Bardega: What’s next for you? 
Gordon: I am a mum to 6 and an 8 year old so my big adventure this summer will be traveling to Cuba and Costa Rica with them. They are very outdoorsy and I am looking forward to canyoning, kayaking and climbing with them. In autumn, I plan to do a first ascent of a peak in Nepal where the government has recently opened up some 100 mountains for climbers. This is the ultimate alpinist dream - to find a route up a mountain that no one has climbed before.

Bardega: You did this challenge to inspire young girls but who inspires you and why?
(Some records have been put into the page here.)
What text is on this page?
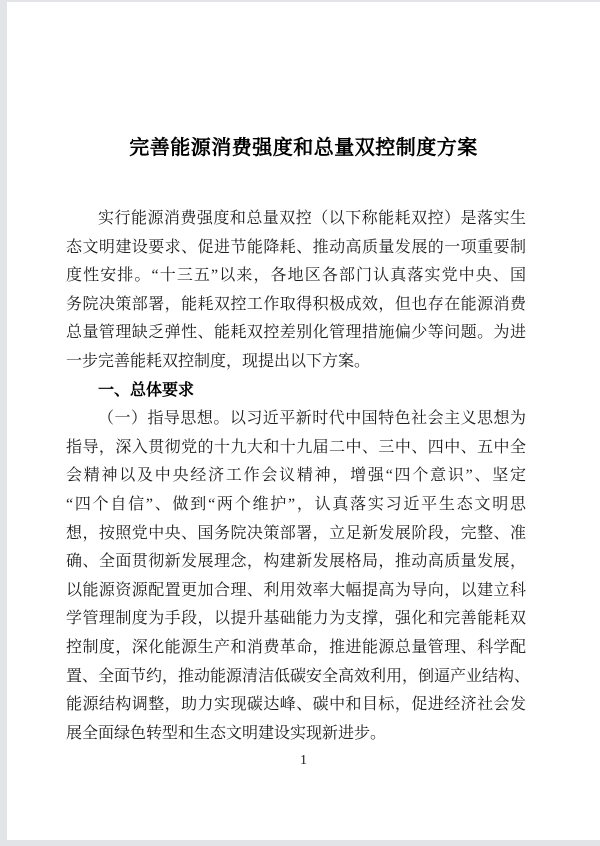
完善能源消费强度和总量双控制度方案
实行能源消费强度和总量双控（以下称能耗双控）是落实生
态文明建设要求、促进节能降耗、推动高质量发展的一项重要制
度性安排。“十三五”以来，各地区各部门认真落实党中央、国
务院决策部署，能耗双控工作取得积极成效，但也存在能源消费
总量管理缺乏弹性、能耗双控差别化管理措施偏少等问题。为进
一步完善能耗双控制度，现提出以下方案。
一、总体要求
（一）指导思想。以习近平新时代中国特色社会主义思想为
指导，深入贯彻党的十九大和十九届二中、三中、四中、五中全
会精神以及中央经济工作会议精神，增强“四个意识”、坚定
“四个自信”、做到“两个维护”，认真落实习近平生态文明思
想，按照党中央、国务院决策部署，立足新发展阶段，完整、准
确、全面贯彻新发展理念，构建新发展格局，推动高质量发展，
以能源资源配置更加合理、利用效率大幅提高为导向，以建立科
学管理制度为手段，以提升基础能力为支撑，强化和完善能耗双
控制度，深化能源生产和消费革命，推进能源总量管理、科学配
置、全面节约，推动能源清洁低碳安全高效利用，倒逼产业结构、
能源结构调整，助力实现碳达峰、碳中和目标，促进经济社会发
展全面绿色转型和生态文明建设实现新进步。
1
Gordon: I am very much inspired by women pioneers, those who have paved the way for us to do adventuring without facing prejudice. Freya Stark stands out as a woman who traveled solo in the Middle East in the 1930s. We named our daughter after her.  I was fortunate enough to be able to team up on a summit day on Everest with Lydia Bradey, the first woman to summit Everest without oxygen in 1988. She had a tough journey then; being 26, alone and facing frankly misogynistic attitudes from her climbing partners who all but abandoned her. She went on to climb Everest three more times, and did a number of other 8000m peaks but still remains incredibly humble and giving.

Bardega: Finally what advice would you give a younger Masha?
Gordon: Come on, just get yourself to the start line. Don’t lean on ‘learned helplessness’ (I can’t do it…). Everyone can be athletic. Just stick with it and you will get to love it!